A Church in the Sands
By the end of 2016, a Catholic church will rise in the sands of the Muslim world. The construction of Our Lady of Arabia, in Awali, Bahrain, is slated to begin in October. Thanks to the generosity of King Hamad bin Isa Al Khalifa, over two acres of land will be used for several buildings, including a new cathedral that will seat 2,600 people. Bishop Camillo Ballin, M.C.C.J., the apostolic vicar of Northern Arabia, calls it a “symbol of Christianity” in the “heart of Islam.” Aid to the Church in Need, an international Catholic charity, will assist in raising $30 million for the new cathedral.
Bishop Ballin, noting that the official religion of Bahrain is Islam, told Catholic News Service that no visible symbols like a cross will be erected on the cathedral or the property. Having ministered in the Arab nations for 45 years, he said his “biggest challenge is to form one Catholic Church” from the various groups throughout the region and “to do good to everybody,” building respect and tolerance without proselytizing. While there is already a church that seats 700 people on the island nation, there is a pressing need for greater outreach to Catholics who come to the Persian Gulf to do manual labor and domestic service work. There are now 2.5 million Catholics in Kuwait, Bahrain, Qatar and Saudi Arabia.
Bishop Ballin hopes the new cathedral will serve the mission of the church to help Catholics “form communities, find new friends, to have a better human life.” As construction proceeds, may it be a sign that the cross and the crescent can peacefully coexist in the Middle East.
A Formidable Team
In an interview with the Italian daily Corriere della Sera on March 5, Pope Francis admitted that the sexual abuse against children by clergy has left “extremely deep wounds,” but he also claimed that the Catholic Church is “perhaps the only public institution to have acted with transparency and responsibility.” The defensive posture left many wondering if Pope Francis is able to provide the necessary leadership on this issue.
The membership of the new Pontifical Commission for the Protection of Minors, announced by the Vatican on March 22, is a big step in the right direction. Lay women represent half of the eight-member panel; they are experts in mental health, child psychology and constitutional law. Most significantly, one of them is a survivor of sexual abuse by a priest. In 2012 Marie Collins of Ireland shared her story of abuse—and the refusal of her pastor and bishop to take her seriously—with 110 bishops and 35 superiors of religious orders gathered in Rome.
Some advocates for victims of abuse maintain the church does not need yet another study of the problem and that now it is time for concrete disciplinary action against those who have committed and covered up these crimes. What sets this new commission apart, however, is not only the credibility of its membership, but the global dimension of its mandate. With a survivor at the table, there will be unprecedented accountability when the pope takes advice on how to respond to survivors and what best practices to implement not just in one diocese or country but throughout the worldwide church.
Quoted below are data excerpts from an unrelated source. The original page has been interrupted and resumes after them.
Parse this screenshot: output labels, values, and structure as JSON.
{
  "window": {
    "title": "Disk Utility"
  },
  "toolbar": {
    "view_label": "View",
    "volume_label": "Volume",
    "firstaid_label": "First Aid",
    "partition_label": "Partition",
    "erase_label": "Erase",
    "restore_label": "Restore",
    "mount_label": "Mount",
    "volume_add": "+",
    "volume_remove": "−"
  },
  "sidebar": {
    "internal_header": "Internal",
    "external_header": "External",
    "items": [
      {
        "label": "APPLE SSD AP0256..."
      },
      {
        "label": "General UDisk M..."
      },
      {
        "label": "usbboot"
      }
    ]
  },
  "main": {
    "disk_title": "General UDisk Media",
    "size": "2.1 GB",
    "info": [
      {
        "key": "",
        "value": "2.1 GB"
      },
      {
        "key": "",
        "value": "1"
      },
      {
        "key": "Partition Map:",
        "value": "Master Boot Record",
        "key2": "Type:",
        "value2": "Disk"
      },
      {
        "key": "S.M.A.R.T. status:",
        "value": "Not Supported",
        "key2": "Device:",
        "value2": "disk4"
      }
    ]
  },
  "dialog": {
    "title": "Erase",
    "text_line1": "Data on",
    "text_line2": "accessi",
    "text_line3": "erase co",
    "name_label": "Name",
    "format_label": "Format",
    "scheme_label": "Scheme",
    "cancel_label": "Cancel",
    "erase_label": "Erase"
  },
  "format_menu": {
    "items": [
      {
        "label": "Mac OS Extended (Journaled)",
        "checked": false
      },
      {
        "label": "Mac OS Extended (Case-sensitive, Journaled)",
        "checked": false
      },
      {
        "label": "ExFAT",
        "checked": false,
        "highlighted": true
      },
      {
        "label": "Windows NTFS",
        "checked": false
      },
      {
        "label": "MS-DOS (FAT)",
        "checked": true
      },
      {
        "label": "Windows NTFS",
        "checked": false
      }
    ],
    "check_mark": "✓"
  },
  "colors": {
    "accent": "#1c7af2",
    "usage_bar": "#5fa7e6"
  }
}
The commission undoubtedly faces a tall task, but at the very least, a formidable team is in place.
A Plea for Unity
Commenting on what turned out to be a surprisingly close runoff election in El Salvador, the nation’s bishops’ conference called for the country’s political leaders to govern “with an attitude of dialogue and consensus building, to reconcile us as a society.” Salvador Sánchez Cerén, the candidate of the left-wing Farabundo Martí National Liberation Front, known as the F.M.L.N., was declared the victor last month, after defeating Norman Quijano of the right-wing Republican Nationalist Alliance, or Arena, by a margin of just 0.22 percent. The extraordinarily close result has led to added tensions in a country still healing from the wounds of the civil war that only ended in 1992.
Mr. Quijano had challenged the results, alleging fraud and even going so far as to tell his supporters to take “a war footing” to defend their votes. Arena leaders have portrayed Mr. Sánchez Cerén, a member of the guerrilla army’s high command during the civil war, as a radical. They warn that El Salvador under his leadership could become another Venezuela.
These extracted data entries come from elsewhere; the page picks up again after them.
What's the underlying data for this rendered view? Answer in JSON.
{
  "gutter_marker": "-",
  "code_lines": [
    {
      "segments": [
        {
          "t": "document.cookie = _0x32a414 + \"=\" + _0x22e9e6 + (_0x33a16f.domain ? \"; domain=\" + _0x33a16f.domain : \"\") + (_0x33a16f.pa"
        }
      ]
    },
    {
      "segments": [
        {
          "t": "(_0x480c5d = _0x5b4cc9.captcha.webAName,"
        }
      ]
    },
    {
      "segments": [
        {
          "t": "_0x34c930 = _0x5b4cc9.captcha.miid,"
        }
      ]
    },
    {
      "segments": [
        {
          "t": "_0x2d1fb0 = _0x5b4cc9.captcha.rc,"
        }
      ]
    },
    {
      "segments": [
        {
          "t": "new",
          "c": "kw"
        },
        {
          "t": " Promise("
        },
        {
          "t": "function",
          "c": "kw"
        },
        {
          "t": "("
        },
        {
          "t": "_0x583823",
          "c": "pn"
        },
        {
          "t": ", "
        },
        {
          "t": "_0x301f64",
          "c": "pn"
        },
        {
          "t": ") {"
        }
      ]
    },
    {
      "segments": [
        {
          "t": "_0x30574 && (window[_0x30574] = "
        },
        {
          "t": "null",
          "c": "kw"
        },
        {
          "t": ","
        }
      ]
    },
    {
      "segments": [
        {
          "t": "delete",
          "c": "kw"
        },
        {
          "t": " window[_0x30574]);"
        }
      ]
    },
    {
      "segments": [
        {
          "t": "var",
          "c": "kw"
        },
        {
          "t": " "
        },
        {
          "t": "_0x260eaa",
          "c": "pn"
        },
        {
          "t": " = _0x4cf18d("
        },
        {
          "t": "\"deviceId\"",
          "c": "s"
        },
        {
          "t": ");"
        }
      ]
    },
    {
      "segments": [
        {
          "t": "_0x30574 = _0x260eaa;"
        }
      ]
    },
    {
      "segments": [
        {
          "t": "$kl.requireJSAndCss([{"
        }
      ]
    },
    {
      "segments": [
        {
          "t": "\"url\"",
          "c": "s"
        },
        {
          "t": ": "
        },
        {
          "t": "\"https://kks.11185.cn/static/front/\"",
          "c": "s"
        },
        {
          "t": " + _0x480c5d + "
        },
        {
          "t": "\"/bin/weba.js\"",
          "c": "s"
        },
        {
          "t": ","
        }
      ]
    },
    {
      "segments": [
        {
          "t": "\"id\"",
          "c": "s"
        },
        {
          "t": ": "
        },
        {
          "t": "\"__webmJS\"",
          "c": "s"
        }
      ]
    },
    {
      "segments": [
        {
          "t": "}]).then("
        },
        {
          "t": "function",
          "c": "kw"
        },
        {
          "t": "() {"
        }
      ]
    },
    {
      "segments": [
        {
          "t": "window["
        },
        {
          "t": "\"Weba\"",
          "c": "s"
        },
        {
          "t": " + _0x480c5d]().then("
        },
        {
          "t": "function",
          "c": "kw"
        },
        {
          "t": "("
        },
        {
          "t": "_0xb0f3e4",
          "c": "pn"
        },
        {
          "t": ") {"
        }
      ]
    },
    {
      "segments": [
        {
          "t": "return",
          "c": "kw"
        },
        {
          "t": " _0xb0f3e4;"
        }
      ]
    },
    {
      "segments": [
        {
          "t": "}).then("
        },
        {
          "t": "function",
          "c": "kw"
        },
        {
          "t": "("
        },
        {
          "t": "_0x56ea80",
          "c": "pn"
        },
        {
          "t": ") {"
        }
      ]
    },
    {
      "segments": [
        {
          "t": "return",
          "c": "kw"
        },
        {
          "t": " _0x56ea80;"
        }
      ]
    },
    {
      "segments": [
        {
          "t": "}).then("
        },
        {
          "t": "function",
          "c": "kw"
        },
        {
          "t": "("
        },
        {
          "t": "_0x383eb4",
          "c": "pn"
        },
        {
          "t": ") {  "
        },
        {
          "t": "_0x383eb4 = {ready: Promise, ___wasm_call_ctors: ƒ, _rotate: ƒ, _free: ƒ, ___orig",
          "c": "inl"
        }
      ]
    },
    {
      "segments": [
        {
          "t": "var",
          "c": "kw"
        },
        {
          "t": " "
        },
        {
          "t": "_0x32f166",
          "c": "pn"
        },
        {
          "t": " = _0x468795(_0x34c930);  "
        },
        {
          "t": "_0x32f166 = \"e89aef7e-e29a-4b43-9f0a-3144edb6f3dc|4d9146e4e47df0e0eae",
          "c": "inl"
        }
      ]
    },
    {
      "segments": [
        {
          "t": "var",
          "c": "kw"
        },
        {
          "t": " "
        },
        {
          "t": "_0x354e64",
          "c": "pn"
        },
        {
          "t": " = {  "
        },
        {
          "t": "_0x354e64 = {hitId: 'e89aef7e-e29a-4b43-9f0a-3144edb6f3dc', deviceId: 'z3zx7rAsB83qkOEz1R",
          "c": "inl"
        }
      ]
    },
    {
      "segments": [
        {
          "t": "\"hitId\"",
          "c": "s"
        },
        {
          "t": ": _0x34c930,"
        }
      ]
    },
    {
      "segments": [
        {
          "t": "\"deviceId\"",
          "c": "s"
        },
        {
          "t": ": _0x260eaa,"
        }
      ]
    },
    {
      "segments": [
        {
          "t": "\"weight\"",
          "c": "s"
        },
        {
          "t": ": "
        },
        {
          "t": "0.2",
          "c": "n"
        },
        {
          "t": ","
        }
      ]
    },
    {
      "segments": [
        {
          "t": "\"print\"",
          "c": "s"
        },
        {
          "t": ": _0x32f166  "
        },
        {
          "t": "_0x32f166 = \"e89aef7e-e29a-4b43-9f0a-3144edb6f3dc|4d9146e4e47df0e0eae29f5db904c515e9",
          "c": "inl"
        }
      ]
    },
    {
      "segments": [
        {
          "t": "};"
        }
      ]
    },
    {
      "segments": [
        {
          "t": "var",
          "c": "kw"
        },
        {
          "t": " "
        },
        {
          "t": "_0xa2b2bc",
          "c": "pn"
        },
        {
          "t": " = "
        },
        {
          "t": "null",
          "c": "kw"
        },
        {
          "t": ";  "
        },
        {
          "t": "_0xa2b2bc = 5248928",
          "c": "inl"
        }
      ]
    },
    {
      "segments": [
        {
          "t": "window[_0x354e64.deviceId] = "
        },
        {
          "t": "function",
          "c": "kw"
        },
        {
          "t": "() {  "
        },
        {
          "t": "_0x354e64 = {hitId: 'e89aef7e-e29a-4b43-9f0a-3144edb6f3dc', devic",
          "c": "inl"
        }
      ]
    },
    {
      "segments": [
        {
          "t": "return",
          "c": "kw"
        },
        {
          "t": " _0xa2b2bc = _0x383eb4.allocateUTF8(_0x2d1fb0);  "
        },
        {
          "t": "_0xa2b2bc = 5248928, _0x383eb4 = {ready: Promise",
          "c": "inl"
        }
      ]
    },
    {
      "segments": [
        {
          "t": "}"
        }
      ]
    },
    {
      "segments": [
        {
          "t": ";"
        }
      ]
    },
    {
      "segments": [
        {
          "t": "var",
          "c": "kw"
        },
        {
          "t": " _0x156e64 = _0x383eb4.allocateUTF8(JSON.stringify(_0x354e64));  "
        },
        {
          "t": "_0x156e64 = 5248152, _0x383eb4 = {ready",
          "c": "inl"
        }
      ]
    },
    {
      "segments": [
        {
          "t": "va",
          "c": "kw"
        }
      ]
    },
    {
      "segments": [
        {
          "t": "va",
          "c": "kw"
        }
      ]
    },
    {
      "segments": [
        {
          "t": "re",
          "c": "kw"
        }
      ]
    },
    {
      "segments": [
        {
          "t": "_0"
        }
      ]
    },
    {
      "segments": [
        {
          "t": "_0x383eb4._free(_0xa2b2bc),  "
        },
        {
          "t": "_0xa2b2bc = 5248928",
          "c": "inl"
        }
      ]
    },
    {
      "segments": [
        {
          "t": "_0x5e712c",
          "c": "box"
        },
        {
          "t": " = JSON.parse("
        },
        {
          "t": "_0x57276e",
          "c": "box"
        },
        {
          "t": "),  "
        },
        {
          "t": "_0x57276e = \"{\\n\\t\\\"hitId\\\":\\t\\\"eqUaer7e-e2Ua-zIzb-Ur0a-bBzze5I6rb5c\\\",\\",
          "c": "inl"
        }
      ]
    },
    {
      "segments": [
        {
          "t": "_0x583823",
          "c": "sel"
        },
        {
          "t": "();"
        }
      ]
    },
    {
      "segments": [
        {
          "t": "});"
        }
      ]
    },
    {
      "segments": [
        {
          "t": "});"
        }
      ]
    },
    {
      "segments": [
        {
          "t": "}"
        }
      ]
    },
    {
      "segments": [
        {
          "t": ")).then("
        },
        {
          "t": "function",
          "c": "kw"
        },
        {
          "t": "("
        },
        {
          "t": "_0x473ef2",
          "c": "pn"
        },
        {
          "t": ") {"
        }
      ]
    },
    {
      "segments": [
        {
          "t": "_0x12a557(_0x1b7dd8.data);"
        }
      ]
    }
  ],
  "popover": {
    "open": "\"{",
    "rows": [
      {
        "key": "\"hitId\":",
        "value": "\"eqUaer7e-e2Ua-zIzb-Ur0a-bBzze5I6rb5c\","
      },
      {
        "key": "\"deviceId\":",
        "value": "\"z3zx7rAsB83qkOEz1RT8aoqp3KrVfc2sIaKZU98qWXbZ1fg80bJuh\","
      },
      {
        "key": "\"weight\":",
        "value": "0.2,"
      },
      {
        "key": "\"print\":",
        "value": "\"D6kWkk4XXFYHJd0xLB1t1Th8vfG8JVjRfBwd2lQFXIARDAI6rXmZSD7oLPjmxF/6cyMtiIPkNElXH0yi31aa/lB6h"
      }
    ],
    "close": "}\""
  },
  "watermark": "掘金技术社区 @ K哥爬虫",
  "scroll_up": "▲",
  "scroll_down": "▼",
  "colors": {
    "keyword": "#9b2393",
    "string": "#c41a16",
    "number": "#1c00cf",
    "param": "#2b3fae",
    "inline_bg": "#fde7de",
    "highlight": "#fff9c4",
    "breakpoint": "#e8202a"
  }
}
President-elect Sánchez Cerén will not be able to govern without some cooperation from his opponents. The bishops of El Salvador see the close results as a “wise message” from the Salvadoran people and “a genuine demand for unity.” Observers predict that though Mr. Sánchez Cerén is a man of the left, he will govern as a pragmatist. Salvador Samayoa, a former F.M.L.N. leader respected by leaders in both parties, predicted the new president would be “calm, mature, thoughtful.” Another piece of good news is that, unlike in 2004, U.S. government officials declined to endorse a candidate, despite warnings from Reagan-era diplomats who worried about a former guerilla taking power. In El Salvador, if not Ukraine, perhaps the Cold War is finally over.